Avoid running Redis RDB backups on primary nodes
Goal
Only run periodic Redis RDB backups on replica nodes, not the current primary node. This avoids triggering stalls and latency spikes in Redis that affect performance of its clients.
Approach
Currently we configure Redis to periodically make its own backups:
save 900 1
Replace that with a cronjob that first checks to see if the local Redis instance is currently in the primary role.
Only run an RDB backup if it is:
- up and healthy
- replica mode (not primary)
- the latest RDB backup is at least 15 minutes old
Caveat: Currently we do not make RDB backups on the redis-cache-XX instances, so they can safely skip this alternate approach too.
Background
Most of our Redis instances currently have RDB backups configured to run BGSAVE automatically with a 15 minute delay between after the previous run finishes:
save 900 1
Our redis-cache instances are an exception to this. They do not currently run RDB backups.
In #1183 (closed) we discovered that these RDB backups are causing periodic latency spikes as measured by clients using the "shared-state" Redis instance (redis-XX, a.k.a. "persistent redis").

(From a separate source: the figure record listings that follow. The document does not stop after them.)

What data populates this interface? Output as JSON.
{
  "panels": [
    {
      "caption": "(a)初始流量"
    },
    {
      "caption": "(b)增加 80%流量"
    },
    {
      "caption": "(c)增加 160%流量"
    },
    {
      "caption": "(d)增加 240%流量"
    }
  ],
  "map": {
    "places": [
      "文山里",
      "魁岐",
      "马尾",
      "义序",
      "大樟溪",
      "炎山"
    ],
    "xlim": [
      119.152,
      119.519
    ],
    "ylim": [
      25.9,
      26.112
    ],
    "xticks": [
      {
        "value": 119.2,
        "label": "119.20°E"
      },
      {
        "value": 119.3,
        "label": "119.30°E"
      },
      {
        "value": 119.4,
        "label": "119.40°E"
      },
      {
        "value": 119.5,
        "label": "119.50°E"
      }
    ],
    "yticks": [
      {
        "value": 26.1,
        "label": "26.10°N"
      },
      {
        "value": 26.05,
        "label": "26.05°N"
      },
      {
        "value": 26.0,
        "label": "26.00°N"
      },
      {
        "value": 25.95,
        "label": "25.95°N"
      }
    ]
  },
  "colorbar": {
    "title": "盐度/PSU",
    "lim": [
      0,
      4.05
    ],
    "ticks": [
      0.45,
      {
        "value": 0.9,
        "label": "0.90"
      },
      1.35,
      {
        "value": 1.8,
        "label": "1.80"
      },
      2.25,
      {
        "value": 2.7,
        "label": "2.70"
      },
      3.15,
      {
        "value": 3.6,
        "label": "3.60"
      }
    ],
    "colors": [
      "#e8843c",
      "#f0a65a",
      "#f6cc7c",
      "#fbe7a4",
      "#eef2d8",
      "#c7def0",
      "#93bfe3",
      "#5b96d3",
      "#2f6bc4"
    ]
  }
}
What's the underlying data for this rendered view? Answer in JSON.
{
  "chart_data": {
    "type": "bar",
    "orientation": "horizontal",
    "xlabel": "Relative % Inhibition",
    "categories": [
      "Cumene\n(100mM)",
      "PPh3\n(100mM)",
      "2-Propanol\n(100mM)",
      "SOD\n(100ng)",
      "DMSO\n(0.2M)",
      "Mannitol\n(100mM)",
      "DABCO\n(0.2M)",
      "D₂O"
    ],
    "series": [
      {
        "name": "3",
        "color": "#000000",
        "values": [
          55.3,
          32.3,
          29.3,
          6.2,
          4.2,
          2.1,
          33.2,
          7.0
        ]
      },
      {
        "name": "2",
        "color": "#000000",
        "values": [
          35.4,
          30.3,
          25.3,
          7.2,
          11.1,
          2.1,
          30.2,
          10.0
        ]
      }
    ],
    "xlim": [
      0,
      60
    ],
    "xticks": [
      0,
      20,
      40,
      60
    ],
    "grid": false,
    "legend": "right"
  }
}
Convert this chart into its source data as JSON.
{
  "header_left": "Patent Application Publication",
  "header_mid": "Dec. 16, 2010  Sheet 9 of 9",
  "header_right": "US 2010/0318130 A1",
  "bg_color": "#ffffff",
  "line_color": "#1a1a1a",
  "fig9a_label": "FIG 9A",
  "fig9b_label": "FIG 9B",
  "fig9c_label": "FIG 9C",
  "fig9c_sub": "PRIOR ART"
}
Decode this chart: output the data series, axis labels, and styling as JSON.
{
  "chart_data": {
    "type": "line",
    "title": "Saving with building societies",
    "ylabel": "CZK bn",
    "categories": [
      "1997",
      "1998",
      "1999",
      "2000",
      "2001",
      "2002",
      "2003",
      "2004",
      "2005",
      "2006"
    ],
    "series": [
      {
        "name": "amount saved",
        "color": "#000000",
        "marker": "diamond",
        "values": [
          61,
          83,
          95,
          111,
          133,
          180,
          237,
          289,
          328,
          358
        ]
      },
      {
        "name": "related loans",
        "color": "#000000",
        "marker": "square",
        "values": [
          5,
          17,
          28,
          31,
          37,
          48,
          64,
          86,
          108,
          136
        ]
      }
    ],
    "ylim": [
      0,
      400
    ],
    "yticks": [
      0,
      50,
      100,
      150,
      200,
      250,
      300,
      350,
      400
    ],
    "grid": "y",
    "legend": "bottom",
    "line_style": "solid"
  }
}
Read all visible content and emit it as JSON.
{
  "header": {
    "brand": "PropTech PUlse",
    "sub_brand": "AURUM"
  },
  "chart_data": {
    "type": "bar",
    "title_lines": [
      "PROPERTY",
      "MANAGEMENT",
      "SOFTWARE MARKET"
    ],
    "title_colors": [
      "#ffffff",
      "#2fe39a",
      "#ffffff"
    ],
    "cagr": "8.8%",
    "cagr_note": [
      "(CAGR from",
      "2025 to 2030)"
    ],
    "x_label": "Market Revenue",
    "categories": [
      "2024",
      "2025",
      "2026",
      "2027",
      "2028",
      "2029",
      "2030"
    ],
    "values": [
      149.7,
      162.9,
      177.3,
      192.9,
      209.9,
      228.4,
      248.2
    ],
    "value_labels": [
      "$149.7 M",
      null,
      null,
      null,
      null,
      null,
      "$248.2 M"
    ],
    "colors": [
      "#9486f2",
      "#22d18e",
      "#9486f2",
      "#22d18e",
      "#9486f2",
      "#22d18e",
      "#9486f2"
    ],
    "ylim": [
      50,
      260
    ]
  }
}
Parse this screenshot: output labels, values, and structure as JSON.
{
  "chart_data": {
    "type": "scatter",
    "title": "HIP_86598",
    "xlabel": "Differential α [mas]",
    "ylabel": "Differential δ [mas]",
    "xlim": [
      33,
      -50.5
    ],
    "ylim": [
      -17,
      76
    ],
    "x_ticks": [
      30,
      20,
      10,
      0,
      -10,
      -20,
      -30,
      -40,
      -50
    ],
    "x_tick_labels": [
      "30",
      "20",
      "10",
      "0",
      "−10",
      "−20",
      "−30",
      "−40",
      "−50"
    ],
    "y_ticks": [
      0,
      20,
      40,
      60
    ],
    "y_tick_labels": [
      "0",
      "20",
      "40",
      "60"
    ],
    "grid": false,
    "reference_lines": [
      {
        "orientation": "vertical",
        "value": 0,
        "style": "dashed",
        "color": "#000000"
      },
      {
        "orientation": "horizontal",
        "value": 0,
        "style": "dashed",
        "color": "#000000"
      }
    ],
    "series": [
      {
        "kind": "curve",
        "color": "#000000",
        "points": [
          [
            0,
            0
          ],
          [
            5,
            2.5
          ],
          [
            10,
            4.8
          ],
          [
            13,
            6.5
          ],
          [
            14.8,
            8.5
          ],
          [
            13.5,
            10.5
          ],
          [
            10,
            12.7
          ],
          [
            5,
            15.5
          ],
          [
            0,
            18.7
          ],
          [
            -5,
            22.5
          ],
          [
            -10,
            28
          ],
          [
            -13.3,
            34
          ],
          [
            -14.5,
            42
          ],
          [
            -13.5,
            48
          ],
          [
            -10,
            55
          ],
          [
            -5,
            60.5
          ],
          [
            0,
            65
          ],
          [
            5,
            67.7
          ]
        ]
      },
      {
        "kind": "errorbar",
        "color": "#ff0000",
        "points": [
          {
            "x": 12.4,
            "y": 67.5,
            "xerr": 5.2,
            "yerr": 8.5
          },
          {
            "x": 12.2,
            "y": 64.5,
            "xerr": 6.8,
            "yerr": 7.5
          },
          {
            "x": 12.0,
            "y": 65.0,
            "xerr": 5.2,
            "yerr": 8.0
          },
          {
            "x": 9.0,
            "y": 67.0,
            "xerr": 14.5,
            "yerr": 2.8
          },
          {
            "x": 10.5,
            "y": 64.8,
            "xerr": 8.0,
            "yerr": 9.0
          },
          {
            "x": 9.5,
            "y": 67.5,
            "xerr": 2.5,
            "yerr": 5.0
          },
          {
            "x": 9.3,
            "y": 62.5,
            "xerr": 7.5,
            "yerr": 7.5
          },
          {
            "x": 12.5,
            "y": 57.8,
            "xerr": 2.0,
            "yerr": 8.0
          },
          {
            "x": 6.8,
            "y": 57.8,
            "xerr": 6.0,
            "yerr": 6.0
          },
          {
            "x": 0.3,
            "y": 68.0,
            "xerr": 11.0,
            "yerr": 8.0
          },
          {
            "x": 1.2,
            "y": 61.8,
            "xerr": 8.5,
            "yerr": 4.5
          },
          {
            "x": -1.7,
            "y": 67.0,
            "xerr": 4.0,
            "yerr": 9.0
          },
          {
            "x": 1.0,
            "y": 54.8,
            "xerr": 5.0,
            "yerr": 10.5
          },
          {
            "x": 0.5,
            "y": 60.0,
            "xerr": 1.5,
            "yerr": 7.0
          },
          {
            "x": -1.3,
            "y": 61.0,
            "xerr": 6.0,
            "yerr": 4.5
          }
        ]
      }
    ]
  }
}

https://log.gprd.gitlab.net/goto/294d9abc2547f5b4b6a59e9ee2abd1ed
Each of these latency spikes is at least partly explained by the 300 ms stall during fork and the subsequent extra memory access latency due to copy-on-write overhead. For more details, see the profiling and packet capture analysis results here:
#1183 (comment 645964316)
These RDB backups currently run on the primary and replica Redis instances. We don't need them to run on the primary, and that is the only place where they would cause client-facing latency.